Removed works already in Wikidata and generated new add_to_wikidata.csv file. However, there are 27 rows that say they have Q IDs, so I'm going through manually to figure out why. In some cases, they didn't have English labels (the query incorrectly required that). Some are holdover Q IDs from when the items were linked to a non-artwork item.

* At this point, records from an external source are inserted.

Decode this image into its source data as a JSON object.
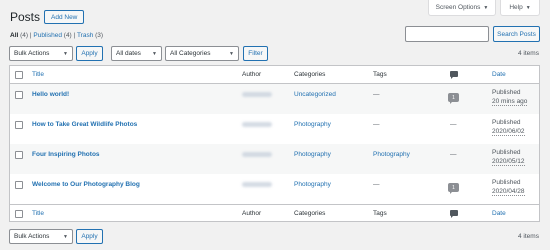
{
  "header": {
    "title": "Posts",
    "add_new_label": "Add New",
    "screen_options_label": "Screen Options",
    "help_label": "Help"
  },
  "filters": {
    "all_label": "All",
    "all_count": "(4)",
    "published_label": "Published",
    "published_count": "(4)",
    "trash_label": "Trash",
    "trash_count": "(3)",
    "separator": "|"
  },
  "search": {
    "placeholder": "",
    "button_label": "Search Posts"
  },
  "tablenav": {
    "bulk_actions": "Bulk Actions",
    "apply_label": "Apply",
    "dates": "All dates",
    "categories": "All Categories",
    "filter_label": "Filter",
    "items_count": "4 items"
  },
  "table": {
    "columns": {
      "title": "Title",
      "author": "Author",
      "categories": "Categories",
      "tags": "Tags",
      "date": "Date"
    },
    "rows": [
      {
        "title": "Hello world!",
        "category": "Uncategorized",
        "tags": "—",
        "comments": "1",
        "status": "Published",
        "date": "20 mins ago"
      },
      {
        "title": "How to Take Great Wildlife Photos",
        "category": "Photography",
        "tags": "—",
        "comments": "—",
        "status": "Published",
        "date": "2020/06/02"
      },
      {
        "title": "Four Inspiring Photos",
        "category": "Photography",
        "tags": "Photography",
        "comments": "—",
        "status": "Published",
        "date": "2020/05/12"
      },
      {
        "title": "Welcome to Our Photography Blog",
        "category": "Photography",
        "tags": "—",
        "comments": "1",
        "status": "Published",
        "date": "2020/04/28"
      }
    ]
  },
  "colors": {
    "link": "#2271b1",
    "background": "#f1f1f1",
    "border": "#c3c4c7"
  }
}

After finishing that, regenerated the "already in Wikidata" table and removed those items from the add_to_wikidata.csv file, which now is clean, I think.

baskaufs commented 2 years ago

Remaining task, taken from what's left of https://github.com/HeardLibrary/vandycite/issues/43#issuecomment-1022279234

The remaining items should probably be double-checked to make sure that none of them have Wikidata links on their commons pages to make sure we don't accidentally make duplicate items. If any are found, the item pages should be examined to see if they are artworks (likely) or non-artworks. If artworks, then manually make the ACT ID link. If non-artworks, then no action is required -- we will be creating the artwork pages as a part of this process. However, we should keep a list of these cases, since the link on the Commons page should be transferred to the new artwork page we create.

baskaufs commented 2 years ago

There are actually quite a number of works that are coming up in this last check. In at least some cases, the ACT record is pointing to a Commons work that is another image of the abstract artwork from the one that is considered primary and linked to by the Wikidata item for the artwork. Example:

Note that both Commons works link back to the same Wikidata item for the abstract artwork, even though only one is used for the image statement.

baskaufs commented 2 years ago

The list of Commons works that have links to Wikidata items is at https://github.com/HeardLibrary/vandycite/blob/master/act/create_items/wikidata_found.csv

These 403 items probably should have the ACT IDs added to them and this could be done using VanderBot. However, they probably need to all be checked to see why they weren't picked up before and in that case, it may be just as easy to add them manually.

The list of 2310 artwork items that need to be created https://github.com/HeardLibrary/vandycite/blob/master/act/create_items/add_to_wikidata.csv includes these words, but rather than removing them manually, it probably should just be recreated by screening as was done before.

baskaufs commented 2 years ago

Re-ran the screening after Charlotte's manual fixes using the disambiguate_prior_to_phase_2b.ipynb script. Steps were:

  1. Starting with the clean_ids.csv run the cells looking for duplicates. There weren't any unaccounted for (as before). The accounting should be clean_ids.csv - duplicates_of_existing_commons_ids.csv = cleaned_output.csv: 3310 - 72 = 3238, which is two higher the cleaned_output.csv N=3236. Not sure why, but I guess that's OK.
  2. Skip the dereferencing test, takes too long and ran it recently.
  3. The previous number of works already in Wikidata (from works_already_in_wikidata.csv) was 969. After updating, there were 1492. Charlotte must have added about 350 -- not sure where the rest came from.
  4. Previous add_to_wikidata.csv file had 2311 works. After running the cell to remove works already in again the new number was 2025, which seems about right based on the number Charlotte added.
  5. Re-ran the check for the little Wikidata flags. Discovered that my script was picking up bad links to artists and fixed that. Ran again but there were still about 15 new Commons works showing up with links to Wikidata that hadn't been caught before. In some cases, it's because someone recently added the link to the Commons page. In others, there are a variety of issues resolved individually. Updated works_already_in_wikidata.csv and duplicates_of_existing_commons_ids.csv manually.
  6. Re-ran cell to remove works already in Wikidata in disambiguate_prior_to_phase_2b.ipynb. Saved updated version of add_to_wikidata.csv in both folders.